Combien de Québécois, qui ne sont jamais si Canadiens que pendant les Jeux olympiques, sont allés faire un petit voyage dans Wiki ou dans Le Petit Larousse? Bon, Lettonie... Un des trois pays baltes, avec l'Estonie au nord et la Lituanie au sud. Deux millions d'habitants; capitale: Riga, 600 000 habitants. À peu près comme Québec, oui, sauf qu'ici, Riga (56° Nord) serait située à la hauteur de Schefferville. Ville «nordique», donc, Riga n'en est pas moins connue comme station balnéaire, très appréciée, de tout temps, par les Russes qui aimaient la situation de la ville sur la mer Baltique. Tellement que, à la fin de la Deuxième Guerre, ils ont annexé le pays tout entier! Et ses deux voisins. Ça va ensemble.

Aujourd'hui, le tiers des habitants de la Lettonie - Latvija en letton, Latvia en anglais - et la moitié de ceux de Riga sont russophiles (comme leur maire) et ils demandent que le russe soit reconnu comme langue officielle. Tiraillements linguistiques... qui ont commencé dès le retour de la Lettonie à l'indépendance en 1989 et l'adoption de cette loi sur la langue qui dit: «Le letton est l'une des importantes conditions d'existence du peuple letton et de développement de sa culture.» Un préambule qui peut rappeler celui de la loi 101...

Un débat qu'a pu suivre ici même Vaira Vike-Freiberga, ancienne professeure de psychologie de l'Université de Montréal (1965-1998) (son mari Imants Freibergs a enseigné à l'UQAM), élue présidente de la République de Lettonie en 1999, poste qu'elle a occupé jusqu'en 2007. Comme tête de pont à Riga, difficile de demander mieux, mais les échanges sont encore peu nombreux entre la capitale culturelle 2014 de l'Europe - «Riga Force majeure» - et Montréal qui s'apprête à commencer le décompte vers son tricentenaire de 2017, année qui doit marquer son accession définitive au statut de métropole culturelle internationale. Pas de visite à Riga prévue entre-temps, nous dit-on au bureau de Manon Gauthier, responsable de la Culture au comité exécutif de Montréal.

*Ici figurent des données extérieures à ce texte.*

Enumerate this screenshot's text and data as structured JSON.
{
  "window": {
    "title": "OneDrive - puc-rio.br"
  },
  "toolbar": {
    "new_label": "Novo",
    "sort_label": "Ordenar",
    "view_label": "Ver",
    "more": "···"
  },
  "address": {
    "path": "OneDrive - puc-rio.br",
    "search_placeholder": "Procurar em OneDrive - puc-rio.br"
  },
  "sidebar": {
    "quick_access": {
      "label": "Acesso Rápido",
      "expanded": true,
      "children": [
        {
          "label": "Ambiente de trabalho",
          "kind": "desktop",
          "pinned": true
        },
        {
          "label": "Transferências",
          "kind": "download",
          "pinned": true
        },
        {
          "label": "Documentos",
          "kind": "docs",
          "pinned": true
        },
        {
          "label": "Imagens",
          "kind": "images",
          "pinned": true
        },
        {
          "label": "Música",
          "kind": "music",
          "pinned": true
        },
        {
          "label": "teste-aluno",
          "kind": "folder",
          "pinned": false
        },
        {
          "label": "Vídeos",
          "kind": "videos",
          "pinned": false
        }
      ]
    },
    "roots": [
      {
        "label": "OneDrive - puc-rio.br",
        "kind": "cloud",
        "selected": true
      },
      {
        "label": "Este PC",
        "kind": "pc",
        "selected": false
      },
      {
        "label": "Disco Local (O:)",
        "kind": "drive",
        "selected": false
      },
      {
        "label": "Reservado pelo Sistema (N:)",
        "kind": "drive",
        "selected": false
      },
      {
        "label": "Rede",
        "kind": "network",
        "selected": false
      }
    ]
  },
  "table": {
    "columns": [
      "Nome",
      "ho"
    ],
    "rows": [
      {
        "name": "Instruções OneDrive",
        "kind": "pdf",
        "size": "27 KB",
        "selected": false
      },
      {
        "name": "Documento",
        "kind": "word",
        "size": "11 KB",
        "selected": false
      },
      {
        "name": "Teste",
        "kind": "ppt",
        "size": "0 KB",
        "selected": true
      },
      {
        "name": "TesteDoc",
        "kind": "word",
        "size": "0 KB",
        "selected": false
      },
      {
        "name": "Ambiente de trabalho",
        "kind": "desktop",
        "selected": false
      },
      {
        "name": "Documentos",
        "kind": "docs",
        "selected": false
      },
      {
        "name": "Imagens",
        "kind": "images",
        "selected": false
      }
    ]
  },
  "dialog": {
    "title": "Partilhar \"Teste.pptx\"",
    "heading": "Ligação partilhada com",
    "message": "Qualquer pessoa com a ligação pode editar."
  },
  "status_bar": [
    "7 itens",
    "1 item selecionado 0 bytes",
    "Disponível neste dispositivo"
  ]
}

En 2012, à l'invitation des associations gaies et lesbiennes des pays baltes, Éric Pineault, président de Fierté Montréal, avait participé au défilé de la Fierté baltique, à Riga même, une ville où, lit-on, les anti-gais sont souvent plus nombreux (et violents) que les manifestants LGBTA. Qu'en sera-t-il du spectacle de Rufus Wainwright qui doit se produire en mars au Palladium de Riga?

Comme Montréal, Riga se présente comme ville de festivals et, selon certains observateurs, le programme de Riga 2014, assez convenu, regroupe maints événements qui auraient été présentés de toute façon (voir www.riga2014.org). Un peu comme à Montréal en lumière finalement... Reste que Riga accueille son lot de vedettes internationales; dans les prochaines semaines, outre Rufus, les Lettons pourront voir Simple Minds, Sarah Brightman, le groupe punk gypsy Gogol Bordello de New York, la diva capverdienne Mayra Andrade et même Mireille Mathieu, la chanteuse préférée de Clémence DesRochers, très populaire ici dans les années 70. Riga recevra aussi les World Choir Games en juillet, mais, nous disait-on hier à l'Alliance des chorales du Québec, aucune formation d'ici n'est inscrite. Vrai que 6350 km, ce n'est pas à la porte.

Sur le Monopoly World, après un vote par internet tenu en 2008, la lointaine Riga partage avec Montréal le prestige des espaces (bleu foncé), les plus convoités du jeu Hasbro. Achetez Riga ou Montréal, passez Go, collectez 200 lets.